There is no independent confirmation of the hanging, but in May this year, the Pakistani military’s information agency, Inter-Services Public Relations (ISPR), had issued a statement saying Army chief Gen. Qamar Javed Bajwa had endorsed the death sentence.
“We have received reports about the hanging. Currently, there is no confirmation,” a source in the Indian security establishment told ThePrint.
Pakistani journalists said they were awaiting official word from the ISPR. No Pakistani mainstream media has reported about the hanging.
ThePrint had reported in June that the Brigadier, along with Pakistan’s former Director General of Military Operations, Lieutenant General Javed Iqbal (Retd), were accused of spying for American Intelligence Agency CIA during the infamous Raymond Davis saga in 2011.
Brig. Rizwan was sentenced to death alongside Wasim Akram, a civilian doctor employed by an army organisation. Lt Gen. Iqbal, meanwhile, was sentenced to 14 years in jail.

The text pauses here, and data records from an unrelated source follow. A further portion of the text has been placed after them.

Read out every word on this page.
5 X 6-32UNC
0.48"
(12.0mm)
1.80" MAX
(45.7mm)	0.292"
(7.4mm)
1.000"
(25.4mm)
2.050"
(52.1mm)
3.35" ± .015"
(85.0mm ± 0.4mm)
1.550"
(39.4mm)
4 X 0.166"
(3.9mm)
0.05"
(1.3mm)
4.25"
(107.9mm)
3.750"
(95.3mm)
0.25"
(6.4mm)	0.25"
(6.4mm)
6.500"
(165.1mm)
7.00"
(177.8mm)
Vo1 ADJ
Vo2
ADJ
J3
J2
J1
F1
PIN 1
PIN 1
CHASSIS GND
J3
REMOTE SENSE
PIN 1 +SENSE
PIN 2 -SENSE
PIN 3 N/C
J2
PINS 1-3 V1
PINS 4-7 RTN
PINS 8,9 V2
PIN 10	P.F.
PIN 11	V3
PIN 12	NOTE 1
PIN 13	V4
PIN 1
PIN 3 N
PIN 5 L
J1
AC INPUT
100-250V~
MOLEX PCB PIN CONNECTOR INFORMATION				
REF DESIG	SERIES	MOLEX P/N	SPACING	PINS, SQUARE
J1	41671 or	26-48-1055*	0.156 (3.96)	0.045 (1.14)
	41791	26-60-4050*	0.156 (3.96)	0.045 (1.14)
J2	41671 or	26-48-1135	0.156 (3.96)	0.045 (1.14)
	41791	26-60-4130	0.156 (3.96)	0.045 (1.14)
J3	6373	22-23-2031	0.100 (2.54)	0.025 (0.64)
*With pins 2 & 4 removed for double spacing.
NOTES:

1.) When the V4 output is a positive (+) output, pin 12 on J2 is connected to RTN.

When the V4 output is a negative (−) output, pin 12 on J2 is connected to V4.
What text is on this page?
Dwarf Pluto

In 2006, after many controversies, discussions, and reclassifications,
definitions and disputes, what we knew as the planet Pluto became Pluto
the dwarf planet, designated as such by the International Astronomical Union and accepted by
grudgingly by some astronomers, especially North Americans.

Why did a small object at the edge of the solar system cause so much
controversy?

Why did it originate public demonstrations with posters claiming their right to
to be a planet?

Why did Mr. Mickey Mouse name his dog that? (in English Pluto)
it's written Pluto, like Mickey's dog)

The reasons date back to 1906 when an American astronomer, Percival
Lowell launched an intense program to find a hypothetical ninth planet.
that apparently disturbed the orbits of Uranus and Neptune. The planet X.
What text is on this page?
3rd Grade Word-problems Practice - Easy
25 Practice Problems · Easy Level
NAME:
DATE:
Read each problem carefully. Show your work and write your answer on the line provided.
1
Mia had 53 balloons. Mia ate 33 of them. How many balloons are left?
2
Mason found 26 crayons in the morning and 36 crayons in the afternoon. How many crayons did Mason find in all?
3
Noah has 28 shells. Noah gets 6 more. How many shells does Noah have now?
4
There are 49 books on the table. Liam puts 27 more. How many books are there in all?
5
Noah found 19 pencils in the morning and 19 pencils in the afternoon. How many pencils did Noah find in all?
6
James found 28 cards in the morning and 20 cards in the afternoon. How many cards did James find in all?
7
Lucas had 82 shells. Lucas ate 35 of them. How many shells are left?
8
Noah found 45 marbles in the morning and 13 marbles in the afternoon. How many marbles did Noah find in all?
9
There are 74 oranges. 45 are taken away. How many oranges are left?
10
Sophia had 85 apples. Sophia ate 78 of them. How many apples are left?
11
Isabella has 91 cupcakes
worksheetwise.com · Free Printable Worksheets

ISPR chief Major General Asif Ghafoor had confirmed the arrests of the senior officers in a press conference on 22 February.
At the time, he had said that the two cases were not linked to each other, and there was no network of spies as such, a claim that sources in the Indian establishment said was completely untrue.
The case came to light in October 2018 after the Brigadier’s son Ali Rizwan filed a habeas corpus petition in the Islamabad High Court, saying his father had gone missing on 10 October near a shopping centre in the capital city.
Justice Aamer Farooq, who heard the petition, had sought a report from the authorities, and the Pakistani military was forced to admit that the officers were in their custody.
While Lt Gen. Iqbal retired in 2015, Brig. Rizwan, who was the Pakistani defence attaché in Germany, retired in 2014.
It is believed that both officers were recruited by the CIA earlier in their careers and were used by the Americans to get information on the country’s nuclear programme and the Army’s plans and support to jihadi groups.